3 historiadores recentes que ajudam a explicar o Brasil

De Felipe de Alencastro a Laurentino Gomes, nova safra de autores ainda olha para o período da escravidão em busca de respostas ao país



Se a maioria dos historiadores brasileiros ainda vivos são conhecidos por obras que produziram há décadas - como José Murilo de Carvalho e Boris Fausto - ou ainda exista muita referência aos autores já mortos, como Sérgio Buarque de Holanda e Florestan Fernandes, uma nova safra de escritores dedicados à história do país está em pleno funcionamento.

São os casos de Luiz Felipe de Alencastro, professor do curso de História do Brasil da Universidade de Sorbonne, em Paris, na França, Laura de Mello e Souza, professora de História Moderna do curso de graduação da Universidade de São Paulo (USP) desde 1983 e José Laurentino Gomes, jornalista de formação, mas que abraçou a profissão desde que publicou seu primeiro livro, o best-seller 1808.

O principal livro de Felipe de Alencastro está completando 18 anos - tempo suficiente para tê-lo tornado uma referência ao estudo histórico do Brasil. Em O Trato dos Viventes, ele mostra como, durante o período de colônia de Portugal, o país fazia parte de uma rede de circulação de navios negreiros que operava na parte sul do Oceano Atlântico, abastecendo “mercados” no Brasil, no Rio da Prata e até na China.

"Percebi que 95% dos navios que trouxeram africanos para o Brasil entre 1550 e 1850 saíram de portos brasileiros para outros lugares. Estamos falando, então, de uma rede no Atlântico Sul que é o elemento essencial, transcontinental, de formação do Brasil", afirmou em entrevista à revista Estudos Históricos, da Fundação Getúlio Vargas, em 2015.

Neste ano, Alencastro lançou seu quarto livro: The Trade in the Living, à venda nas livrarias europeias, onde o autor segue na sua linha de pesquisa, mostrando como a escravidão africana era um elemento essencial no Atlântico Sul e no progresso da coesão da América Portuguesa, enquanto, ao mesmo tempo, os interesses concretos dos colonos brasileiros, dependentes do negócio de negros da Angola, estavam violentamente afirmados na África para garantir que homens e commodities continuassem circulando pelo Atlântico.

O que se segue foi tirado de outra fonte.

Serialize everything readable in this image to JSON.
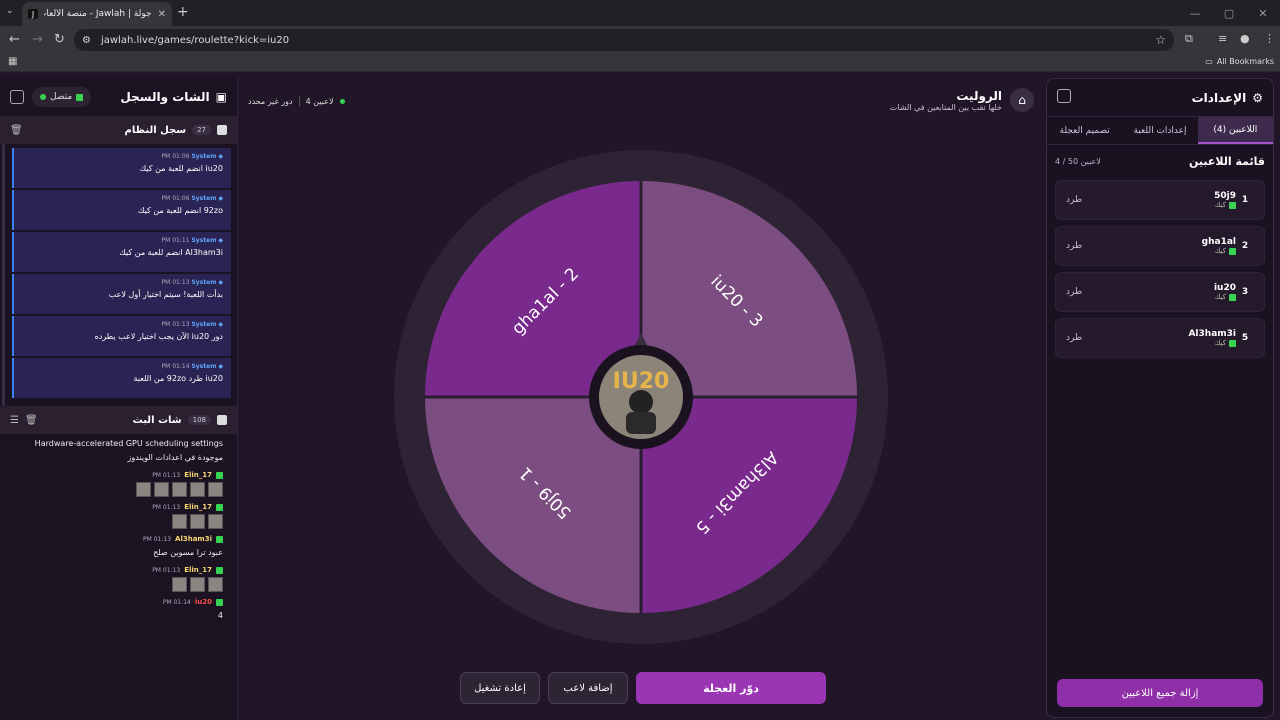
{
  "browser": {
    "tab_title": "جولة | Jawlah - منصة الألعاب الت...",
    "url": "jawlah.live/games/roulette?kick=iu20",
    "bookmarks_label": "All Bookmarks"
  },
  "settings": {
    "title": "الإعدادات",
    "tabs": [
      "اللاعبين (4)",
      "إعدادات اللعبة",
      "تصميم العجلة"
    ],
    "list_title": "قائمة اللاعبين",
    "count": "4 / 50 لاعبين",
    "players": [
      {
        "idx": "1",
        "name": "50j9",
        "source": "كيك",
        "kick": "طرد"
      },
      {
        "idx": "2",
        "name": "gha1al",
        "source": "كيك",
        "kick": "طرد"
      },
      {
        "idx": "3",
        "name": "iu20",
        "source": "كيك",
        "kick": "طرد"
      },
      {
        "idx": "5",
        "name": "Al3ham3i",
        "source": "كيك",
        "kick": "طرد"
      }
    ],
    "remove_all": "إزالة جميع اللاعبين"
  },
  "chat": {
    "title": "الشات والسجل",
    "status": "متصل",
    "system_log_title": "سجل النظام",
    "system_log_count": "27",
    "system_messages": [
      {
        "time": "PM 01:06",
        "sender": "System",
        "text": "iu20 انضم للعبة من كيك"
      },
      {
        "time": "PM 01:06",
        "sender": "System",
        "text": "92zo انضم للعبة من كيك"
      },
      {
        "time": "PM 01:11",
        "sender": "System",
        "text": "Al3ham3i انضم للعبة من كيك"
      },
      {
        "time": "PM 01:13",
        "sender": "System",
        "text": "بدأت اللعبة! سيتم اختيار أول لاعب"
      },
      {
        "time": "PM 01:13",
        "sender": "System",
        "text": "دور iu20 الآن يجب اختيار لاعب يطرده"
      },
      {
        "time": "PM 01:14",
        "sender": "System",
        "text": "iu20 طرد 92zo من اللعبة"
      }
    ],
    "live_title": "شات البث",
    "live_count": "108",
    "live_messages": [
      {
        "user": "",
        "time": "",
        "color": "#39d353",
        "text": "Hardware-accelerated GPU scheduling settings موجودة في اعدادات الويندوز",
        "emotes": 0
      },
      {
        "user": "Elin_17",
        "time": "PM 01:13",
        "color": "#f5d76e",
        "text": "",
        "emotes": 5
      },
      {
        "user": "Elin_17",
        "time": "PM 01:13",
        "color": "#f5d76e",
        "text": "",
        "emotes": 3
      },
      {
        "user": "Al3ham3i",
        "time": "PM 01:13",
        "color": "#f5d76e",
        "text": "عبود ترا مسوين صلح",
        "emotes": 0
      },
      {
        "user": "Elin_17",
        "time": "PM 01:13",
        "color": "#f5d76e",
        "text": "",
        "emotes": 3
      },
      {
        "user": "iu20",
        "time": "PM 01:14",
        "color": "#ff4d4d",
        "text": "4",
        "emotes": 0
      }
    ]
  },
  "game": {
    "title": "الروليت",
    "subtitle": "خلها تقب بين المتابعين في الشات",
    "players_status": "4 لاعبين",
    "turn_status": "دور غير محدد",
    "segments": [
      {
        "label": "iu20 - 3",
        "color": "#7b4d80"
      },
      {
        "label": "Al3ham3i - 5",
        "color": "#7a2a8c"
      },
      {
        "label": "50j9 - 1",
        "color": "#7b4d80"
      },
      {
        "label": "gha1al - 2",
        "color": "#7a2a8c"
      }
    ],
    "center_text": "IU20",
    "buttons": {
      "spin": "دوّر العجلة",
      "add": "إضافة لاعب",
      "reset": "إعادة تشغيل"
    }
  }
}
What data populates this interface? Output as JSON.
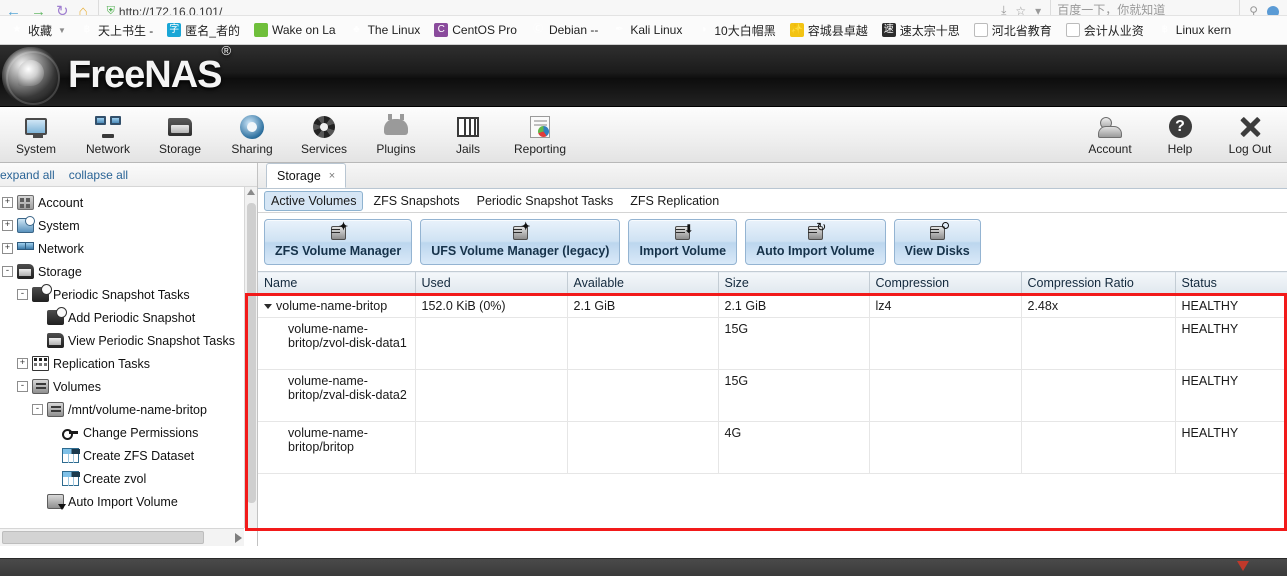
{
  "browser": {
    "url": "http://172.16.0.101/",
    "search_placeholder": "百度一下，你就知道",
    "nav": {
      "back": "←",
      "forward": "→",
      "reload": "↻",
      "home": "⌂",
      "shield": "⛨",
      "star": "☆",
      "downloads": "⤓",
      "search": "⚲"
    },
    "bookmarks": [
      {
        "label": "收藏",
        "icon": "star-icon",
        "favclass": "fav-star",
        "glyph": "★",
        "caret": true
      },
      {
        "label": "天上书生 -",
        "icon": "bookmark-icon",
        "favclass": "fav-none",
        "glyph": "฿",
        "caret": false
      },
      {
        "label": "匿名_者的",
        "icon": "bookmark-icon",
        "favclass": "fav-cyan",
        "glyph": "字",
        "caret": false
      },
      {
        "label": "Wake on La",
        "icon": "bookmark-icon",
        "favclass": "fav-green",
        "glyph": "",
        "caret": false
      },
      {
        "label": "The Linux",
        "icon": "tux-icon",
        "favclass": "fav-tux",
        "glyph": "♣",
        "caret": false
      },
      {
        "label": "CentOS Pro",
        "icon": "centos-icon",
        "favclass": "fav-purple",
        "glyph": "C",
        "caret": false
      },
      {
        "label": "Debian --",
        "icon": "debian-icon",
        "favclass": "fav-none",
        "glyph": "Ⓒ",
        "caret": false
      },
      {
        "label": "Kali Linux",
        "icon": "kali-icon",
        "favclass": "fav-none",
        "glyph": "✒",
        "caret": false
      },
      {
        "label": "10大白帽黑",
        "icon": "bookmark-icon",
        "favclass": "fav-none",
        "glyph": "◑",
        "caret": false
      },
      {
        "label": "容城县卓越",
        "icon": "bookmark-icon",
        "favclass": "fav-yellow",
        "glyph": "✨",
        "caret": false
      },
      {
        "label": "速太宗十思",
        "icon": "bookmark-icon",
        "favclass": "fav-dark",
        "glyph": "速",
        "caret": false
      },
      {
        "label": "河北省教育",
        "icon": "page-icon",
        "favclass": "fav-paper",
        "glyph": "☰",
        "caret": false
      },
      {
        "label": "会计从业资",
        "icon": "page-icon",
        "favclass": "fav-paper",
        "glyph": "☰",
        "caret": false
      },
      {
        "label": "Linux kern",
        "icon": "bookmark-icon",
        "favclass": "fav-none",
        "glyph": "฿",
        "caret": false
      }
    ]
  },
  "app": {
    "brand": "FreeNAS",
    "brand_mark": "®",
    "nav_left": [
      {
        "label": "System",
        "icon": "system-icon",
        "iconclass": "ic-mon"
      },
      {
        "label": "Network",
        "icon": "network-icon",
        "iconclass": "ic-net"
      },
      {
        "label": "Storage",
        "icon": "storage-icon",
        "iconclass": "ic-folder"
      },
      {
        "label": "Sharing",
        "icon": "sharing-icon",
        "iconclass": "ic-share"
      },
      {
        "label": "Services",
        "icon": "services-icon",
        "iconclass": "ic-gear"
      },
      {
        "label": "Plugins",
        "icon": "plugins-icon",
        "iconclass": "ic-plug"
      },
      {
        "label": "Jails",
        "icon": "jails-icon",
        "iconclass": "ic-jail"
      },
      {
        "label": "Reporting",
        "icon": "reporting-icon",
        "iconclass": "ic-report"
      }
    ],
    "nav_right": [
      {
        "label": "Account",
        "icon": "account-icon",
        "iconclass": "ic-account"
      },
      {
        "label": "Help",
        "icon": "help-icon",
        "iconclass": "ic-help",
        "glyph": "?"
      },
      {
        "label": "Log Out",
        "icon": "logout-icon",
        "iconclass": "ic-logout"
      }
    ]
  },
  "sidebar": {
    "expand_all": "expand all",
    "collapse_all": "collapse all",
    "tree": [
      {
        "label": "Account",
        "indent": 0,
        "expander": "+",
        "icon": "account-tree-icon",
        "iconclass": "ti-account"
      },
      {
        "label": "System",
        "indent": 0,
        "expander": "+",
        "icon": "system-tree-icon",
        "iconclass": "ti-system"
      },
      {
        "label": "Network",
        "indent": 0,
        "expander": "+",
        "icon": "network-tree-icon",
        "iconclass": "ti-network"
      },
      {
        "label": "Storage",
        "indent": 0,
        "expander": "-",
        "icon": "storage-tree-icon",
        "iconclass": "ti-storage"
      },
      {
        "label": "Periodic Snapshot Tasks",
        "indent": 1,
        "expander": "-",
        "icon": "periodic-snapshot-icon",
        "iconclass": "ti-snap"
      },
      {
        "label": "Add Periodic Snapshot",
        "indent": 2,
        "expander": "",
        "icon": "add-periodic-snapshot-icon",
        "iconclass": "ti-snap"
      },
      {
        "label": "View Periodic Snapshot Tasks",
        "indent": 2,
        "expander": "",
        "icon": "view-periodic-snapshot-icon",
        "iconclass": "ti-storage"
      },
      {
        "label": "Replication Tasks",
        "indent": 1,
        "expander": "+",
        "icon": "replication-tasks-icon",
        "iconclass": "ti-replication"
      },
      {
        "label": "Volumes",
        "indent": 1,
        "expander": "-",
        "icon": "volumes-icon",
        "iconclass": "ti-volumes"
      },
      {
        "label": "/mnt/volume-name-britop",
        "indent": 2,
        "expander": "-",
        "icon": "volume-mount-icon",
        "iconclass": "ti-volumes"
      },
      {
        "label": "Change Permissions",
        "indent": 3,
        "expander": "",
        "icon": "key-icon",
        "iconclass": "ti-key"
      },
      {
        "label": "Create ZFS Dataset",
        "indent": 3,
        "expander": "",
        "icon": "dataset-icon",
        "iconclass": "ti-dataset"
      },
      {
        "label": "Create zvol",
        "indent": 3,
        "expander": "",
        "icon": "zvol-icon",
        "iconclass": "ti-dataset"
      },
      {
        "label": "Auto Import Volume",
        "indent": 2,
        "expander": "",
        "icon": "auto-import-icon",
        "iconclass": "ti-autoimport"
      }
    ]
  },
  "content": {
    "tab": {
      "label": "Storage",
      "close": "×"
    },
    "subtabs": [
      {
        "label": "Active Volumes",
        "active": true
      },
      {
        "label": "ZFS Snapshots",
        "active": false
      },
      {
        "label": "Periodic Snapshot Tasks",
        "active": false
      },
      {
        "label": "ZFS Replication",
        "active": false
      }
    ],
    "toolbar_buttons": [
      {
        "label": "ZFS Volume Manager",
        "icon": "zfs-volume-manager-icon",
        "badge": "plus"
      },
      {
        "label": "UFS Volume Manager (legacy)",
        "icon": "ufs-volume-manager-icon",
        "badge": "plus"
      },
      {
        "label": "Import Volume",
        "icon": "import-volume-icon",
        "badge": "down"
      },
      {
        "label": "Auto Import Volume",
        "icon": "auto-import-volume-icon",
        "badge": "rot"
      },
      {
        "label": "View Disks",
        "icon": "view-disks-icon",
        "badge": "mag"
      }
    ],
    "table": {
      "columns": [
        "Name",
        "Used",
        "Available",
        "Size",
        "Compression",
        "Compression Ratio",
        "Status"
      ],
      "rows": [
        {
          "name": "volume-name-britop",
          "used": "152.0 KiB (0%)",
          "available": "2.1 GiB",
          "size": "2.1 GiB",
          "compression": "lz4",
          "compression_ratio": "2.48x",
          "status": "HEALTHY",
          "child": false,
          "expanded": true
        },
        {
          "name": "volume-name-britop/zvol-disk-data1",
          "used": "",
          "available": "",
          "size": "15G",
          "compression": "",
          "compression_ratio": "",
          "status": "HEALTHY",
          "child": true,
          "expanded": false
        },
        {
          "name": "volume-name-britop/zval-disk-data2",
          "used": "",
          "available": "",
          "size": "15G",
          "compression": "",
          "compression_ratio": "",
          "status": "HEALTHY",
          "child": true,
          "expanded": false
        },
        {
          "name": "volume-name-britop/britop",
          "used": "",
          "available": "",
          "size": "4G",
          "compression": "",
          "compression_ratio": "",
          "status": "HEALTHY",
          "child": true,
          "expanded": false
        }
      ]
    }
  },
  "annotation": {
    "color": "#f21a1a",
    "shape": "rectangle"
  }
}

Já Laura é autora de O sol e a sombra, de 2006, livro que venceu o Prêmio Jabuti de Melhor Livro de Ciências Humanas no ano seguinte. Nele, a escritora reflete sobre o que permitiu o controle de Portugal sobre o Atlântico Sul durante o século XVIII, em um momento que marcou uma nova concepção de império para a metrópole europeia.

Apesar da obra famosa falar sobre administração política, Laura também se interessa por religião - não à toa dois de seus principais livros falam sobre o assunto: O Diabo e a Terra de Santa Cruz: feitiçaria e religiosidade popular no Brasil colonial, de 1986, e Feitiçaria na Europa Moderna, do ano seguinte. "O historiador não pode ficar só no particular. É a história da floresta: se vemos a árvore, temos que ver a floresta, senão a compreensão fica prejudicada", disse em entrevista à Revista Fapesp.

Por fim, o trabalho de Laurentino Gomes é mais popular: em 2007 ele lançou seu best-seller 1808 e, anos mais tarde, a continuação com 1822. Juntos, os dois livros venderam 1,2 milhão de cópias no país. Os títulos falam por si mesmos dos temas tratados: no primeiro, o autor conta a história da chegada da corte portuguesa - incluindo o rei D. João - ao Rio de Janeiro, no começo do século XIX. No segundo, ele explica os acontecimentos que rodearam a proclamação da Independência brasileira pelo imperador D. Pedro I.

Laurentino ainda publicaria o terceiro livro da trilogia, 1889, sobre a proclamação da República pelo marechal Deodoro da Fonseca e o início do governo dele e do seu sucessor, Floriano Peixoto.

Para ele, o mais importante na produção de um livro de história é a facilidade do seu acesso por parte dos leitores - algo incomum na academia brasileira. "É essencial ter linguagem acessível e fácil de entender. É preciso ter uma boa fórmula de capa e título para atrair o leitor, algo que até hoje é pouco explorado pelo mercado editorial brasileiro. É bom ter também o senso de oportunidade, aproveitar datas e grandes acontecimentos", conta.

Desde o ano passado, Laurentino trabalha em seu novo projeto: uma série de livros sobre a escravidão ao Brasil nos mesmos moldes de sua trilogia anterior, com linguagem acessível e técnicas jornalísticas. Ele vive entre Lisboa, capital de Portugal, e países da África, desde outubro de 2017.